What are the opportunities for business growth in offering transformative innovation that meets the technical challenges you have outlined?

Günter Stephan:

Sustainability is our social responsibility, and both Borealis and everyone across the industry have to accept this responsibility. This is the starting point. But beyond this we can identify a business opportunity to make products out of recycled materials, out of plastic waste, that are better quality than previously possible. We don’t really need any more park benches made from recycled materials, but we can create higher value applications.

Borealis has a long record of accomplishment of developing plastics with more and more useful properties. We’ve achieved that on the virgin side, and we’re convinced that we can do this with recycled plastics as well. The goal is to have a situation where converters make no differentiation between the quality of virgin and recycled plastics: they simply meet the customer’s expectations.

So the business opportunity is to move to the next level of applications in order to make plastics truly circular. This means for instance creating recycled feedstocks that can be used for food packaging, where at the moment their smell or colour or mechanical properties render them unsuitable. We’ll need to bring to market technologies to overcome these challenges.

Tim Sykes:

How do you see the present and future role of Borealis R&D in this context?

Günter Stephan:

We acquired the recycling business mtm plastics based in Niedergebra, Germany, in 2016 – a technology leader in the recycling of mixed post-consumer plastic waste and a major mechanical recycler of PE and PP. The focus of the R&D we are conducting there is enhancing the product portfolio with new applications: blending with virgin materials, developing new compounds, better mechanical properties.

The vision is to reach a ‘Recycling 2.0’. Mechanical recycling is the backbone but we also want to develop complementary technologies to enhance the properties of the recyclate. We are very busy with innovation around chemical recycling, which we see as an add-on to the existing methods. The central challenge we are working on is upscaling technologies that are proven at the laboratory level to industrial volumes. To put this in context, plastics waste now stays in Europe following China’s decision to cease imports, so there’s an urgent need to translate recycling technologies to industrial plant scale.

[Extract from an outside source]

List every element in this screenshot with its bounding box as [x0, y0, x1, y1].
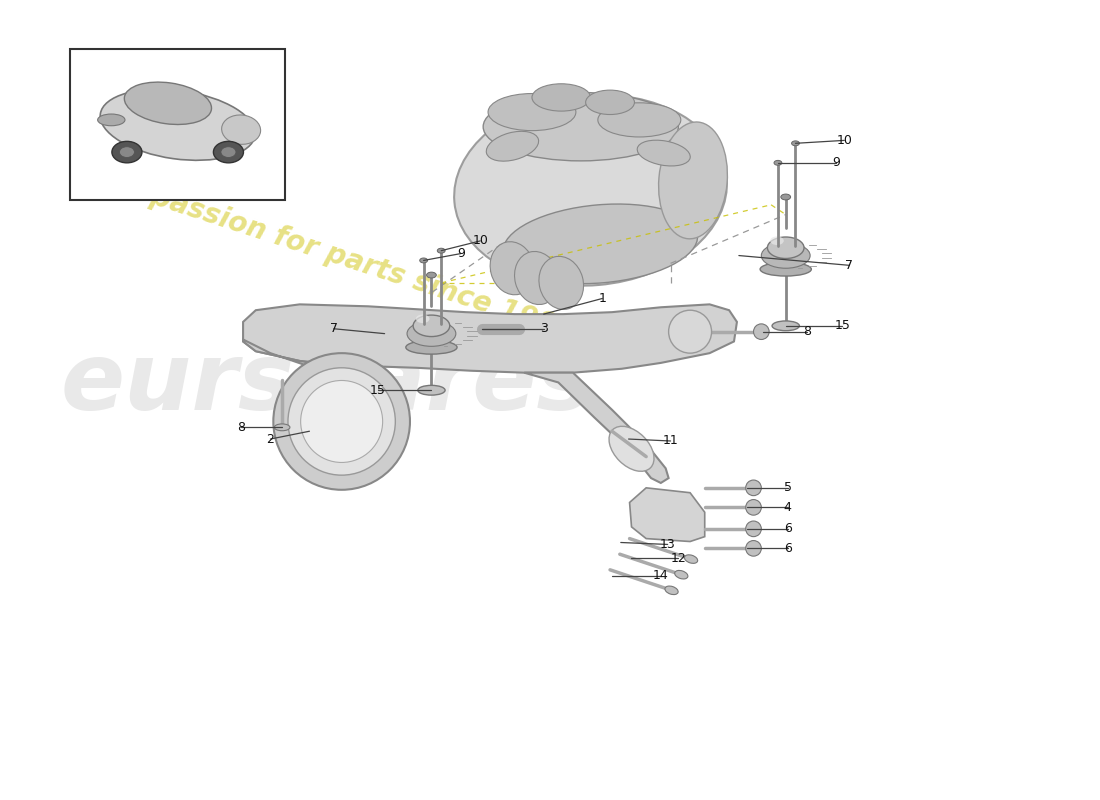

Linked to this, if you have a different recycling technology, you also need a feedstock concept to support it. At the moment we are dealing with mixed PE / PP waste coming in bales to Niedergebra for processing. This requires a change in the feedstock set-up. It comes back to the question of making it a profitable proposition across the value chain. This depends on being able to convert it to mid- to higher-end applications that match virgin material capabilities.